UTF-8 in ICU
Trying to understand the UTF8 page in ICU. It would seem to be their attempt to remove the overheads of UTF-16 conversions when the base character set is already UTF-8? The U_CHARSET_IS_UTF8
flag is a little difficult to track in the ICU code as while it is recomended for some platforms in the Recomended Build document, the links are going to the wrong files. It is defined in platform.h not in utype.h ...
The bit I'm having trouble with is it's link to UCONFIG_NO_CONVERSION which would seem to disable any conversion filter, but we still want to convert into and export from UTF-8 in the outside world, so I don't see why that is appropriate? However it is the input and output processes that should handle that, and it is only needed when a non-UTF-8 connection is required. The previlance of UTF-8 these days would suggest that conversion of legacy material to UTF-8 may be a sensible process?

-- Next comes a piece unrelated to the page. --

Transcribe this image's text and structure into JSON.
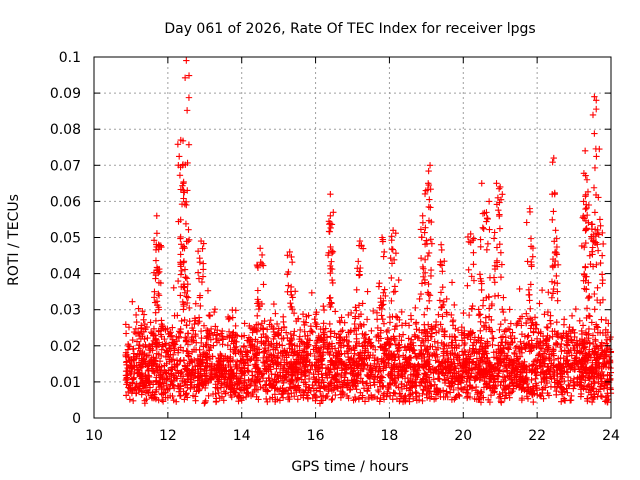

It would seem that codepoint based activity is best caaried up after enabling the U_WCHAR_IS_UTF32 by using UTF-32 'strings' when looking at any character based processing. This is how I've been viewing handling 'character' based string handling anyway. Rather than introducing the problems UTF-16 seems to create here, but I'm not sure what happens on windows based platforms here. It seems UTF-16 is the default for windows API in ICU. Since the codepoints of a UTF-32 view only require 21bits, the other bits could be used for additional flags, and I have been thinking that such things as islower, isupper, isaccent, iscontrol and the like could be flagged in the fourth byte for quicker access to tests like 'allupper' or 'all text' and this may be modified for different collations.
My simplistic view of things seems to think there are basically three string lengths ...
1/ Number of bytes for buffer
2/ Number of code points ( characters + control and embellishment ? )
3/ Number of glyphs ( option to display or hide control codes as in ASCII )
Interestingly ICU is still limited to 32bit integers or rather 2Gbyte string lengths!
But this has now been confused by the introduction of NFD/NFC/NFKC/NFKD? Which will vary all of the above in some cases? Being somewhat linguistically challenged, while I understand the concepts such as accents, Would standardising on say NFD help with actions like lower/upper conversion, or does accenting a character sometimes change it's alphabetical order so collations need the 'NFC' form to sort by?
I think that what is clear is that while there may be a single 'UTF-8' writing standard, sorting collations are even more diverse than the previous codesets? Firebird has always managed COLLATION as a separate filter to CHARACTER SET, and allows individual fields to have their own COLLATION so we can index on different languages within the one table. I'm thinking that this may be required when adding sorting in a UTF-8 based setup? Rather than specifying 'encoding' one simply specifies 'collation' where it varies from the basic rules?